1
$\begingroup$

Let $G(x)$ be a pseudo-random generator such that: $G(x)$ = $f_x(0^k)f_x(1^k)$ where $k=|x|$.

I don't understand the meaning of $1^n$, $0^n$ and the differences between them within that context. What do they represent?

EDIT:
I know it represent a string of zeros or ones but why always in cryptography $1^k$ and $0^k$ are used? Why not other combinations? Do they have a symbolic value? That is the part that confuses me.

  • 0
    @YoniHassin: Other combinations would take more keypresses to specify without providing any advantage.2012-12-30

1 Answers 1

1

OK i got the answer from Cryptography Stack exchange: https://crypto.stackexchange.com/questions/5851/what-do-0n-and-1n-mean-in-cryptography/5856#5856

Without seeing the entire formal construction: It seems like they wanted different strings. Meaning they needed $f_x(a)||f_x(b)$ where $a≠b$. The easiest way to express this is using the all $0$ and all $1$ strings, but any other pair of distinct strings of that length would yield the same effect.

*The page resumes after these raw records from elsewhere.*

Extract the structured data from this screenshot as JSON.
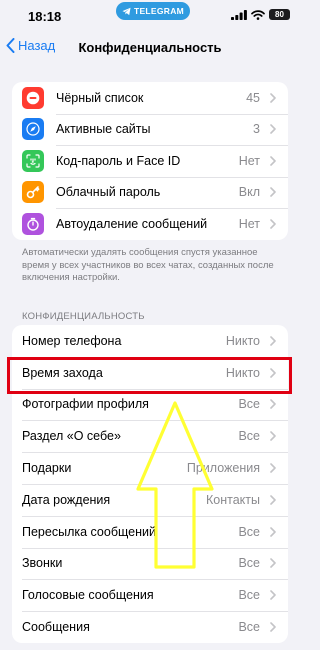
{
  "status": {
    "time": "18:18",
    "telegram_pill": "TELEGRAM",
    "battery": "80"
  },
  "nav": {
    "back_label": "Назад",
    "title": "Конфиденциальность"
  },
  "top_group": [
    {
      "label": "Чёрный список",
      "value": "45",
      "icon_color": "#ff3b30",
      "icon": "minus-circle-icon"
    },
    {
      "label": "Активные сайты",
      "value": "3",
      "icon_color": "#1a7cf2",
      "icon": "compass-icon"
    },
    {
      "label": "Код-пароль и Face ID",
      "value": "Нет",
      "icon_color": "#34c759",
      "icon": "face-id-icon"
    },
    {
      "label": "Облачный пароль",
      "value": "Вкл",
      "icon_color": "#ff9500",
      "icon": "key-icon"
    },
    {
      "label": "Автоудаление сообщений",
      "value": "Нет",
      "icon_color": "#af52de",
      "icon": "timer-icon"
    }
  ],
  "footnote": "Автоматически удалять сообщения спустя указанное время у всех участников во всех чатах, созданных после включения настройки.",
  "privacy_header": "КОНФИДЕНЦИАЛЬНОСТЬ",
  "privacy_group": [
    {
      "label": "Номер телефона",
      "value": "Никто"
    },
    {
      "label": "Время захода",
      "value": "Никто"
    },
    {
      "label": "Фотографии профиля",
      "value": "Все"
    },
    {
      "label": "Раздел «О себе»",
      "value": "Все"
    },
    {
      "label": "Подарки",
      "value": "Приложения"
    },
    {
      "label": "Дата рождения",
      "value": "Контакты"
    },
    {
      "label": "Пересылка сообщений",
      "value": "Все"
    },
    {
      "label": "Звонки",
      "value": "Все"
    },
    {
      "label": "Голосовые сообщения",
      "value": "Все"
    },
    {
      "label": "Сообщения",
      "value": "Все"
    }
  ],
  "annotations": {
    "highlight_color": "#e00012",
    "arrow_color": "#ffff33"
  }
}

As to why they wanted this: They're using a PRF twice to construct a PRG. Consider what would happen if they used the same string both times. You'd get $G(x)=f_x(0^k)||f_x(0^k)$

And the output string would have the property that the first half of the bits are same as the second half of the bits and this would not be pseudorandom(a distinguisher can just check if the the first half and second half of the bits are the same), so $G$ would definitely not be a PRG.